Record de vitesse sur la matinée suivante : 19,5km/h de moyenne (et vitesse maximale 56,83 km/h!) jusqu’au lac de Vintertjärnen. Comme sur beaucoup d’étendues d’eau, il y a toujours un aménagement permettant de s’y installer confortablement. Une cabane de pêche, un foyer pour les grillades, une table et des bancs, un ponton… Nous trouvons un banc près du lac, presque fait pour lancer sa canne à pêche et poser sa prise sur le grill sans en bouger.
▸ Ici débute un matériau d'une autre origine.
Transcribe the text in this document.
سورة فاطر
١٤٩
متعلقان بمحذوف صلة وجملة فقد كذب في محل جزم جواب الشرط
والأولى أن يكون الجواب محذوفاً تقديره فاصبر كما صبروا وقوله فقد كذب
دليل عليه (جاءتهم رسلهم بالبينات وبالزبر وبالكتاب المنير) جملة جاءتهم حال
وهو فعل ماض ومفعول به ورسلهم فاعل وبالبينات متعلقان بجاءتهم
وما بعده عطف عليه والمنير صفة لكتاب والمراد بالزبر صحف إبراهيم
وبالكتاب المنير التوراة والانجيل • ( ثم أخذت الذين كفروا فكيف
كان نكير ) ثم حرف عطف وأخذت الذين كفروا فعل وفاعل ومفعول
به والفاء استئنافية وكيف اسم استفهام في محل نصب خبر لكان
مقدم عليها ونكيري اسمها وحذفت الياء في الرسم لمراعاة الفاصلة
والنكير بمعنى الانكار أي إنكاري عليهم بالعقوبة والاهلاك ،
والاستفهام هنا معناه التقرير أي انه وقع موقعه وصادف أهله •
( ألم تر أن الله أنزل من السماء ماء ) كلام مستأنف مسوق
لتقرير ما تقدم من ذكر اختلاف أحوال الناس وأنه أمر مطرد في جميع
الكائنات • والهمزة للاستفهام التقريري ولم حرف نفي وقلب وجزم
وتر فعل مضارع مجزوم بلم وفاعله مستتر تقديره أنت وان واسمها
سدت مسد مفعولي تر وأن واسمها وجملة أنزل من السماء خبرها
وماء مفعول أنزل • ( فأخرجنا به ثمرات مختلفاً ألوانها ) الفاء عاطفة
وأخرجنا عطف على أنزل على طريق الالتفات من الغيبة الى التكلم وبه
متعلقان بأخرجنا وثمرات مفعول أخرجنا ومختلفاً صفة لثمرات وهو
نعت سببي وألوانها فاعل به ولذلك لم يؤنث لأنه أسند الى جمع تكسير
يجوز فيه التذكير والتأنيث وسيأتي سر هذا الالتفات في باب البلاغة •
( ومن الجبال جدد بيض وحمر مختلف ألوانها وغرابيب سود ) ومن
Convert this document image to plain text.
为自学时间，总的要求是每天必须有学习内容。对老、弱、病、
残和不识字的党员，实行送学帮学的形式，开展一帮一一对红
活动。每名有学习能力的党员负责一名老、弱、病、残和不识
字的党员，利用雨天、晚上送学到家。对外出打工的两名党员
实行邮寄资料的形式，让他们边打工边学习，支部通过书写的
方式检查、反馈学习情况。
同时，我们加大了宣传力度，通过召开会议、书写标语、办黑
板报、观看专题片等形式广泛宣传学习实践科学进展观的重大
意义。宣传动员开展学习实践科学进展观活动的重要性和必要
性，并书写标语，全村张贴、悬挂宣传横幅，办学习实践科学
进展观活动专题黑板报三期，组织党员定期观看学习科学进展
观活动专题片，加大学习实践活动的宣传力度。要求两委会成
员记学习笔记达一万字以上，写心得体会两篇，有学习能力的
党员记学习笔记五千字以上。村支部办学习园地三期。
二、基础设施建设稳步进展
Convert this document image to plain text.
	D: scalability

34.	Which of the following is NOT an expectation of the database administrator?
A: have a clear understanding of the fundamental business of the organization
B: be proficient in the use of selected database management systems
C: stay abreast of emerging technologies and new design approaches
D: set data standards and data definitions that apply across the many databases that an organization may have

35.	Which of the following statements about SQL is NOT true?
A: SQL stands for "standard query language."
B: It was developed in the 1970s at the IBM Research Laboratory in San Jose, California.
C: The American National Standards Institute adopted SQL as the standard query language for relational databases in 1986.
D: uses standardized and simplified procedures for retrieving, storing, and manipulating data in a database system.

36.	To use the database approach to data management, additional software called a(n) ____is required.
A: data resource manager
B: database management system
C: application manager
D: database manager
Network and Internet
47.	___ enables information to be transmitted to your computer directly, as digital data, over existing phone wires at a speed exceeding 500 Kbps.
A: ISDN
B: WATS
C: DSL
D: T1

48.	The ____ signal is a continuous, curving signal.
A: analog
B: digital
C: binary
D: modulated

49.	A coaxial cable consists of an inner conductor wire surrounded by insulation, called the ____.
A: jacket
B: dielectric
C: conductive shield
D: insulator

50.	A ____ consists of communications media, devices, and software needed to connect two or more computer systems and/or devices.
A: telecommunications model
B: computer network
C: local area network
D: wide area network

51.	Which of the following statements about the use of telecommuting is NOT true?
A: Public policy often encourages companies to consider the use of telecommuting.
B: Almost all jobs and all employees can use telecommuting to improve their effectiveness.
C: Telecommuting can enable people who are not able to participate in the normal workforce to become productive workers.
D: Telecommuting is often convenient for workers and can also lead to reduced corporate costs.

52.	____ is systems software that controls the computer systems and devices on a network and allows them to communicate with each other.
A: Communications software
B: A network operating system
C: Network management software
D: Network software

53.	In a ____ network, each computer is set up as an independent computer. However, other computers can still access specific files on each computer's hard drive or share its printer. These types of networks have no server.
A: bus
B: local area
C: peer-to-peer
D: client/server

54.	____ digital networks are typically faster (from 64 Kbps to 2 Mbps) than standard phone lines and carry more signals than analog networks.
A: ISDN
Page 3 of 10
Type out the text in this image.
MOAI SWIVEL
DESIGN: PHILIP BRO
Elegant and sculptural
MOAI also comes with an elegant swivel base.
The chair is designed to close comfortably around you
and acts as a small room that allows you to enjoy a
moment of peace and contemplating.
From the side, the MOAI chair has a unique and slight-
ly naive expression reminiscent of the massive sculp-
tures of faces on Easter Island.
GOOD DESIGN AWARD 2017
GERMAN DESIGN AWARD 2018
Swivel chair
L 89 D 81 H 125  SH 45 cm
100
On serait bien restés plus longtemps à regarder le paysage. Les deux Grues cendrées que nous avions effrayées en arrivant, sont revenues et marchent doucement sur la tourbière à fleur d’eau. Un cygne chanteur dort non loin de là, la tête dans les plumes. Mais nous avons rendez-vous au magasin de vélo avant 15h00, pour changer la jante de Gabriel. Elle est dans un sale état : on peut maintenant passer la pointe d’un couteau dans la plus grande des fissures. Il faut qu’elle tienne encore une quinzaine de kilomètres jusqu’à l’atelier de CATU bikes à Sundsvall. Chantal, avec qui nous avions échangé pour la commande de la roue s’avance vers nous et nous tend la nouvelle roue avec un sourire complice. « You are looking for a new wheel, aren’t you ? ». Elle nous met à disposition les outils pour retirer la cassette de pignons et la monter sur la nouvelle jante. Gabriel parvient à la changer en quelques minutes. Le plus long est de remettre en place le pneu. Alex, le mécanicien, l’aide à le mettre en place parfaitement dans la jante à l’aide d’une pince spéciale, de la graisse (qui peut aussi être substituée par de l’eau savonneuse). Il lui montre les repères à respecter et règle également la tension des rayons. Un bon moment d’apprentissage, très utile pour la suite. Nous quittons CATU bikes soulagés, et gardons un excellent souvenir de l’accueil chaleureux de Chantal.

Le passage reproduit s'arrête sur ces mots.